In fact, it’s more like a museum than a barbershop. Black and white photographs of Mack’s family and local history line the wall, along with colorful works of art done by Mack himself.

“I’ve cut a lot of people’s hair. Some of the (area’s) pioneers,” Mack said. “And some of the pioneers played with me for years. I’ve played the fiddle most of my days.”

The smell of chewing tobacco and acrylic paint lingers in the air. Country music plays faintly in the background as Mack paints on a canvas a memory of his childhood on a farm.

Mack knows nearly everything about the county he's lived in for almost 89 years. His family ran a farm in Baker, where a young Mack would spend his days driving loads of produce to the market or racing horses. The family also owned a blacksmith shop and grist mill on the site that is now the Baker Block Museum.

Mack is a man of many talents. He's a barber, an artist, a musician, a historian and an almanac for all things agriculture. Some folks stop in to get their hair cut, but most just come by to "shoot the bull."

Those who drop by may hear accounts from Okaloosa County’s early history. Or of the friends Mack saw go to war, some of whom never returned. Or even about a sweet potato he grew one year that was the size of a 5-gallon bucket.

The small memorabilia-filled shop is tucked away in the heart of Crestview’s Main Street, where it has sat for more than 100 years — 60 of those with Mack at the helm.

He bought the shop in 1959 after completing barber school in Tallahassee. It was previously Keel’s Barbershop, which opened in 1917.

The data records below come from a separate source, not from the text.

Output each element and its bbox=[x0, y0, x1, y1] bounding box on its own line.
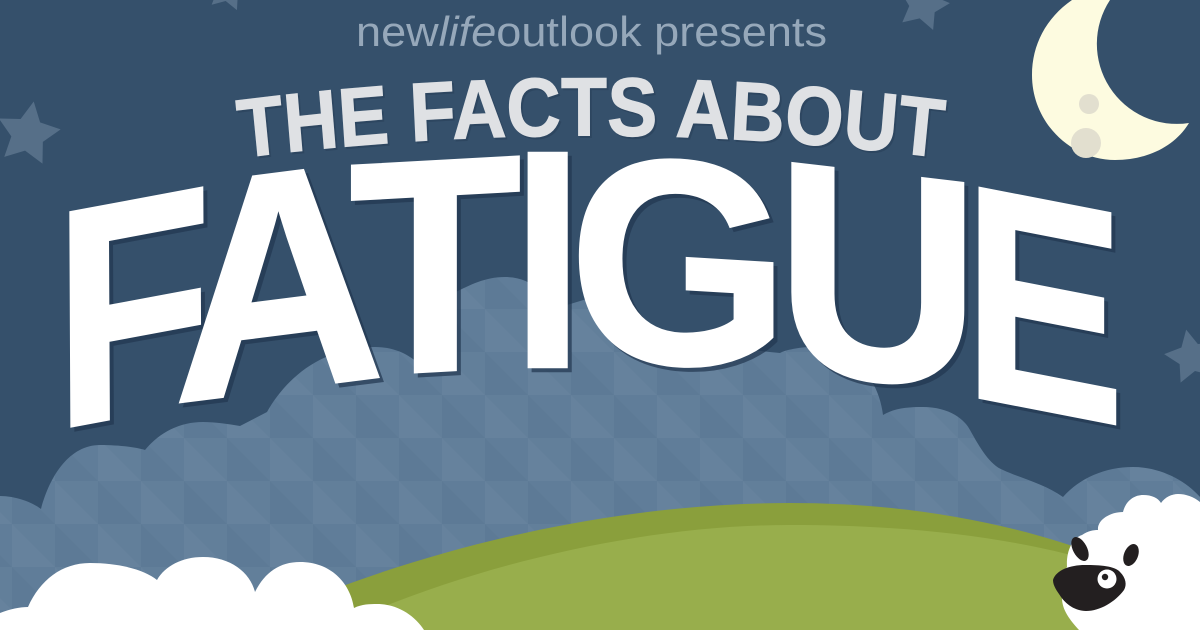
sheep left ear bbox=[1068, 534, 1092, 564]
presenter line: newlifeoutlook presents bbox=[356, 8, 827, 55]
heading: fatigue: U bbox=[775, 97, 980, 456]
heading: fatigue bbox=[53, 87, 1125, 496]
heading: fatigue: G bbox=[568, 94, 790, 433]
sheep bbox=[1053, 494, 1200, 630]
icon: star left bbox=[0, 96, 65, 166]
heading: the facts about: THE FACTS ABOUT bbox=[235, 77, 948, 158]
sheep wool body bbox=[1060, 494, 1200, 630]
icon: star right bbox=[1160, 324, 1200, 385]
icon: crescent moon bbox=[1032, 0, 1189, 160]
white foreground cloud bbox=[0, 557, 424, 630]
heading: fatigue: I bbox=[511, 87, 584, 434]
sheep face bbox=[1053, 565, 1126, 611]
green hill bbox=[340, 503, 1090, 630]
icon: star top left bbox=[204, 0, 253, 12]
heading: fatigue: F bbox=[53, 120, 213, 496]
quilted background cloud bbox=[0, 277, 1200, 630]
icon: star top right bbox=[893, 0, 954, 32]
sheep right ear bbox=[1120, 542, 1142, 568]
heading: fatigue: A bbox=[171, 91, 386, 470]
sheep eye bbox=[1098, 570, 1116, 588]
heading: fatigue: E bbox=[963, 119, 1125, 491]
heading: fatigue: T bbox=[349, 91, 522, 441]
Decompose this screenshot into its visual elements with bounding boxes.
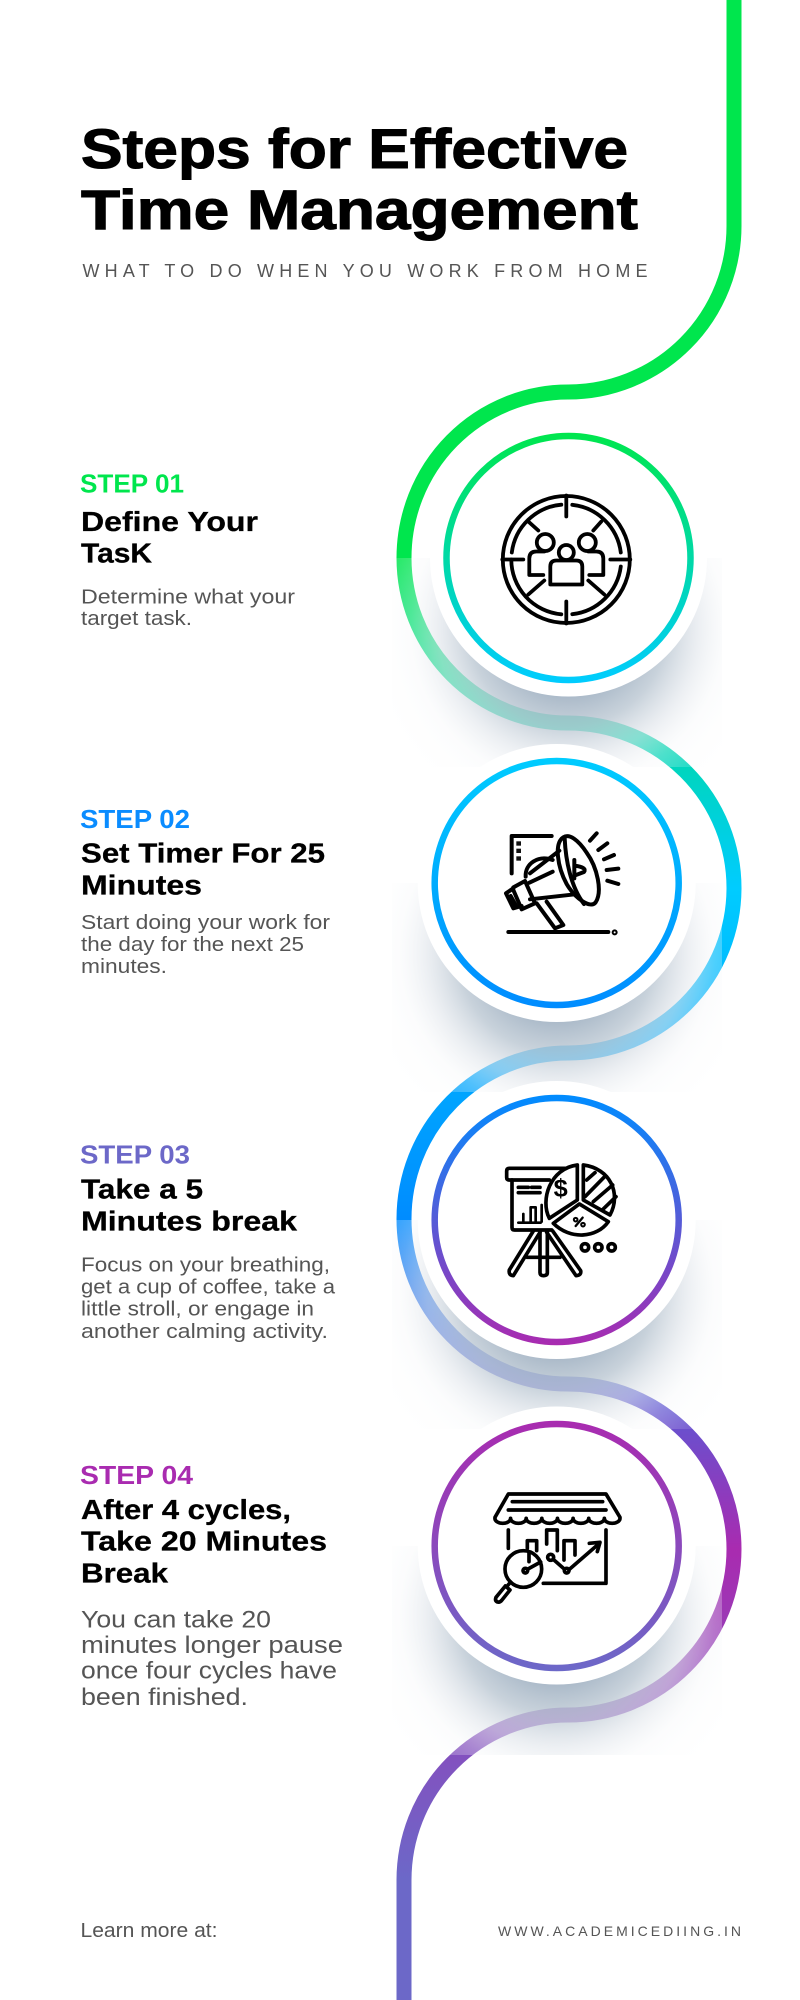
step 3 heading (81, 1174, 297, 1236)
footer: learn more: Learn more at: (80, 1920, 218, 1942)
footer: website: WWW.ACADEMICEDIING.IN (498, 1923, 741, 1939)
step 4 label: STEP 04 (80, 1460, 194, 1490)
step 4 description: once four cycles have (81, 1658, 337, 1684)
icon label: dollar sign: $ (554, 1175, 568, 1203)
step 1 description: Determine what your (81, 586, 295, 608)
step 1 heading: Define Your (81, 506, 258, 537)
step 3 description: get a cup of coffee, take a (81, 1276, 336, 1298)
step 3 description: little stroll, or engage in (81, 1298, 314, 1320)
step 2 heading: Minutes (81, 870, 202, 900)
step 3 label: STEP 03 (80, 1140, 190, 1170)
panel: step 2 text (80, 804, 330, 978)
step 3 description: Focus on your breathing, (81, 1254, 330, 1276)
step 4 description (81, 1606, 343, 1711)
panel: circle 4 (392, 1406, 722, 1755)
title: Time Management (81, 178, 638, 241)
icon: shop with analytics (495, 1494, 620, 1602)
panel: step 1 text (80, 468, 295, 630)
winding gradient path (404, 0, 734, 2000)
step 3 heading: Minutes break (81, 1206, 297, 1236)
step 1 label: STEP 01 (80, 468, 184, 498)
step 2 heading: Set Timer For 25 (81, 838, 325, 868)
subtitle: WHAT TO DO WHEN YOU WORK FROM HOME (82, 261, 648, 281)
panel: step 4 text (80, 1460, 343, 1711)
step 1 description (81, 586, 295, 630)
step 2 description (81, 912, 330, 978)
step 1 description: target task. (81, 608, 192, 630)
step 4 description: You can take 20 (81, 1606, 271, 1634)
icon: presentation board and pie chart (507, 1165, 616, 1276)
step 1 heading: TasK (81, 538, 152, 568)
step 4 description: minutes longer pause (81, 1632, 343, 1659)
step 2 description: Start doing your work for (81, 912, 330, 934)
step 2 description: the day for the next 25 (81, 934, 304, 956)
panel: step 3 text (80, 1140, 336, 1343)
step 1 heading (81, 506, 258, 568)
step 2 label: STEP 02 (80, 804, 190, 834)
panel: circle 3 (392, 1081, 722, 1429)
step 4 heading (81, 1494, 327, 1588)
icon: target with people (502, 496, 630, 624)
step 3 heading: Take a 5 (81, 1174, 203, 1204)
step 3 description (81, 1254, 336, 1343)
step 3 description: another calming activity. (81, 1321, 328, 1343)
step 4 description: been finished. (81, 1684, 248, 1711)
icon: megaphone (506, 833, 618, 933)
panel: circle 1 (392, 420, 722, 767)
step 2 heading (81, 838, 325, 900)
title: Steps for Effective (81, 117, 628, 180)
step 4 heading: After 4 cycles, (81, 1494, 291, 1525)
step 4 heading: Take 20 Minutes (81, 1526, 327, 1556)
step 2 description: minutes. (81, 956, 167, 978)
title (81, 117, 638, 241)
step 4 heading: Break (81, 1558, 168, 1588)
panel: circle 2 (392, 744, 722, 1092)
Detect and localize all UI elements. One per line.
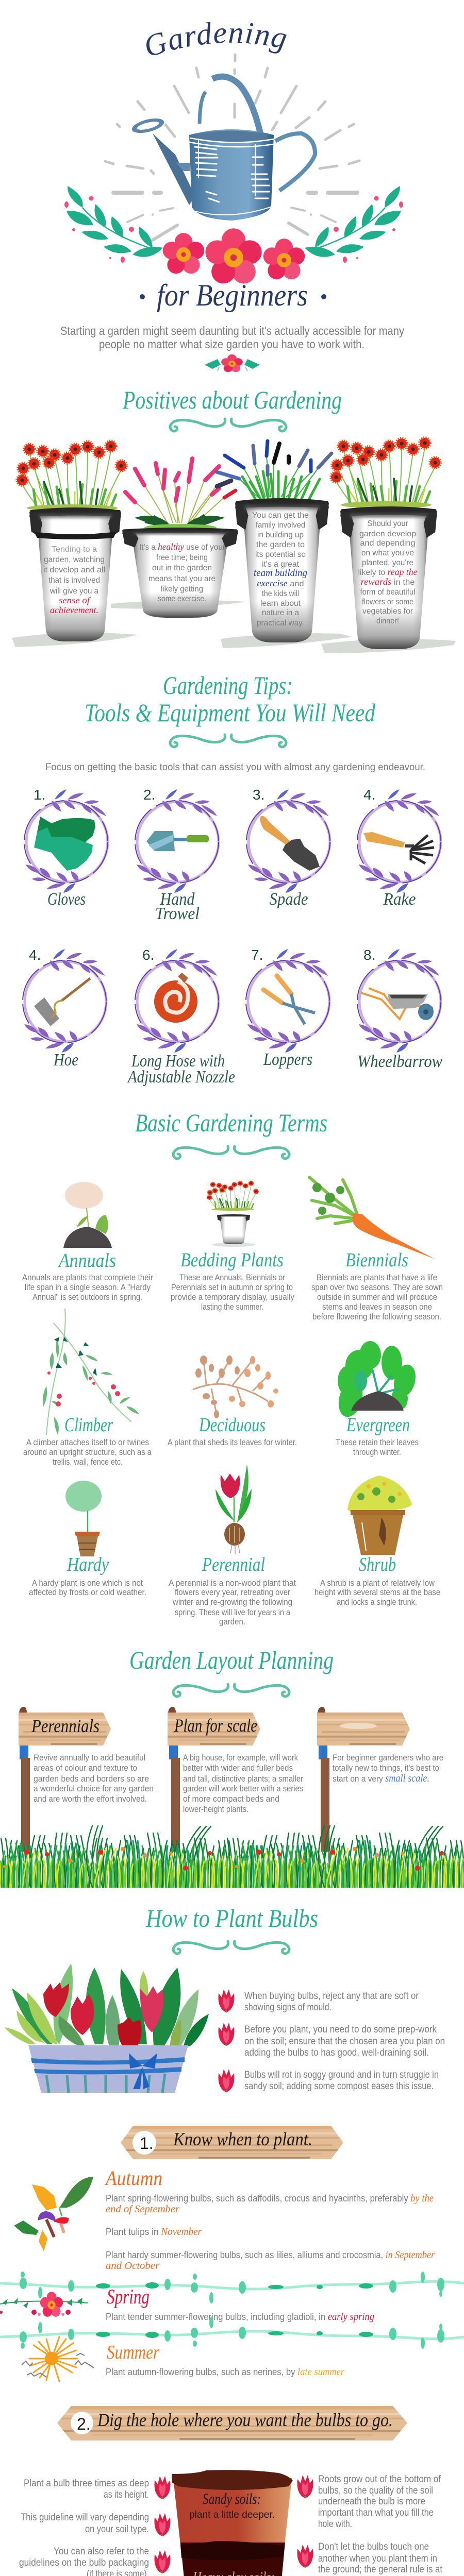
left soil tips: guidelines on the bulb packaging — [19, 2557, 149, 2568]
heading: Garden Layout Planning: Garden Layout Planning — [129, 1646, 334, 1674]
intro text: people no matter what size garden you have to work with. — [99, 337, 364, 351]
term: perennial: flowers every year, retreating over — [175, 1587, 290, 1597]
panel: pot 3: learn about — [260, 599, 301, 608]
tool 2: hand trowel: Hand — [160, 890, 195, 909]
right soil tips: Roots grow out of the bottom of — [318, 2474, 441, 2485]
sign 2: plan for scale: and tall, distinctive plants; a smaller — [183, 1774, 303, 1784]
term: hardy: Hardy — [67, 1554, 109, 1575]
vine divider — [0, 2317, 464, 2349]
right soil tips: important than what you fill the — [318, 2507, 434, 2518]
tool 4: rake — [357, 787, 441, 909]
step banner 1 — [121, 2126, 343, 2159]
sign 2: plan for scale: lower-height plants. — [183, 1804, 248, 1814]
flourish — [170, 735, 286, 747]
term: biennials — [309, 1177, 443, 1321]
bulb tips: Before you plant, you need to do some prep-work — [244, 2024, 437, 2035]
term: evergreen — [335, 1341, 419, 1457]
season: autumn: end of September — [106, 2204, 179, 2215]
panel: pot 2 plant — [125, 459, 236, 531]
sign 2: plan for scale: A big house, for example, will work — [183, 1753, 298, 1762]
panel: pot 1 plant — [16, 440, 127, 512]
heading: Basic Gardening Terms: Basic Gardening Terms — [135, 1108, 327, 1137]
tool 5: hoe: Hoe — [53, 1050, 78, 1070]
term: bedding plants — [171, 1181, 294, 1312]
tool 1: gloves — [24, 787, 108, 909]
term: biennials: stems and leaves in season one — [322, 1302, 432, 1312]
season: summer — [22, 2337, 344, 2381]
step banner 2 — [57, 2406, 407, 2441]
pot shadows — [12, 600, 456, 653]
panel: pot 4 plant — [330, 437, 441, 509]
right soil tips: the ground; the general rule is at — [318, 2564, 443, 2575]
tool 7: loppers: Loppers — [263, 1050, 312, 1069]
tool 6: long hose: 6. — [142, 947, 154, 963]
panel: pot 2: likely getting — [161, 585, 203, 594]
panel: pot 4: on what you've — [361, 549, 414, 557]
panel: pot 2: It's a healthy use of your — [139, 541, 226, 552]
panel: pot 4: dinner! — [376, 617, 399, 625]
illustration: tulip bucket — [5, 1963, 209, 2093]
panel: pot 1: garden, watching — [44, 555, 105, 564]
tool 6: long hose: Adjustable Nozzle — [127, 1067, 235, 1087]
heading: How to Plant Bulbs: How to Plant Bulbs — [145, 1904, 318, 1933]
sign 1: perennials: Perennials — [31, 1716, 100, 1736]
left soil tips: This guideline will vary depending — [21, 2512, 149, 2523]
grass band 1 — [0, 1826, 464, 1887]
panel: pot 4: garden develop — [359, 530, 416, 538]
panel: pot 1: sense of — [59, 595, 91, 605]
sign 2: plan for scale: of more compact beds and — [183, 1794, 279, 1804]
term: annuals — [22, 1182, 153, 1302]
term: shrub — [314, 1476, 440, 1607]
term: perennial — [169, 1464, 296, 1626]
left soil tips: You can also refer to the — [54, 2546, 149, 2557]
tool 8: wheelbarrow: Wheelbarrow — [357, 1052, 442, 1071]
panel: pot 2: free time; being — [156, 553, 208, 562]
term: deciduous: A plant that sheds its leaves for winter. — [168, 1437, 297, 1447]
panel: pot 4 — [340, 506, 437, 649]
term: hardy: affected by frosts or cold weather. — [29, 1587, 146, 1597]
panel: pot 4: rewards in the — [361, 577, 415, 587]
panel: pot 3: exercise and — [257, 578, 304, 588]
panel: pot 2: some exercise. — [158, 595, 206, 603]
term: climber: around an upright structure, such as a — [23, 1447, 152, 1457]
intro text — [60, 324, 404, 351]
season: autumn: Plant spring-flowering bulbs, such as daffodils, crocus and hyacinths, preferably by the — [106, 2193, 434, 2204]
red flowers — [163, 228, 305, 283]
term: climber: trellis, wall, fence etc. — [53, 1457, 123, 1467]
season: spring — [0, 2285, 374, 2323]
panel: pot 3: in building up — [257, 531, 304, 539]
left soil tips — [19, 2476, 170, 2576]
term: deciduous — [168, 1355, 297, 1447]
panel: pot 4: and depending — [360, 539, 416, 548]
term: biennials: Biennials are plants that have a life — [317, 1273, 437, 1282]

Although it’s changed hands, the barbershop remains one of the city’s oldest businesses. And it’s seen some prominent figures in its time, including then-congressman and regular customer Bob Sikes. Mack said he’s even cut the hair of country music star Johnny Cash.

The pride Mack has for his home seeps from his soul as he shares memories and offers advice to future generations.

“Whenever your buddies die off and new people come in, they don’t care about history,” Mack said. “It hasn’t been learned, and that’s what’s going to cost you a lot of trouble. … It’s not just about education; you’ve got to have common sense.”

Mack remembers a time when Okaloosa County was an agriculture hub. Now, he says he’s worried that this knowledge and appreciation for nature hasn’t transferred to the younger generation.

But as long as people visit his barbershop, he will continue to share his knowledge with those who are willing to listen.

And if they are lucky, visitors may leave with one of his many pearls of wisdom.

“Because a fella talks big and thinks he knows everything, he don’t,” Mack said. “I was born in 1930, and let me tell you, those old folks weren’t educated, but they knew how to make a living.

"I’m a tough fella, and do you know why? You had to take care of yourself.”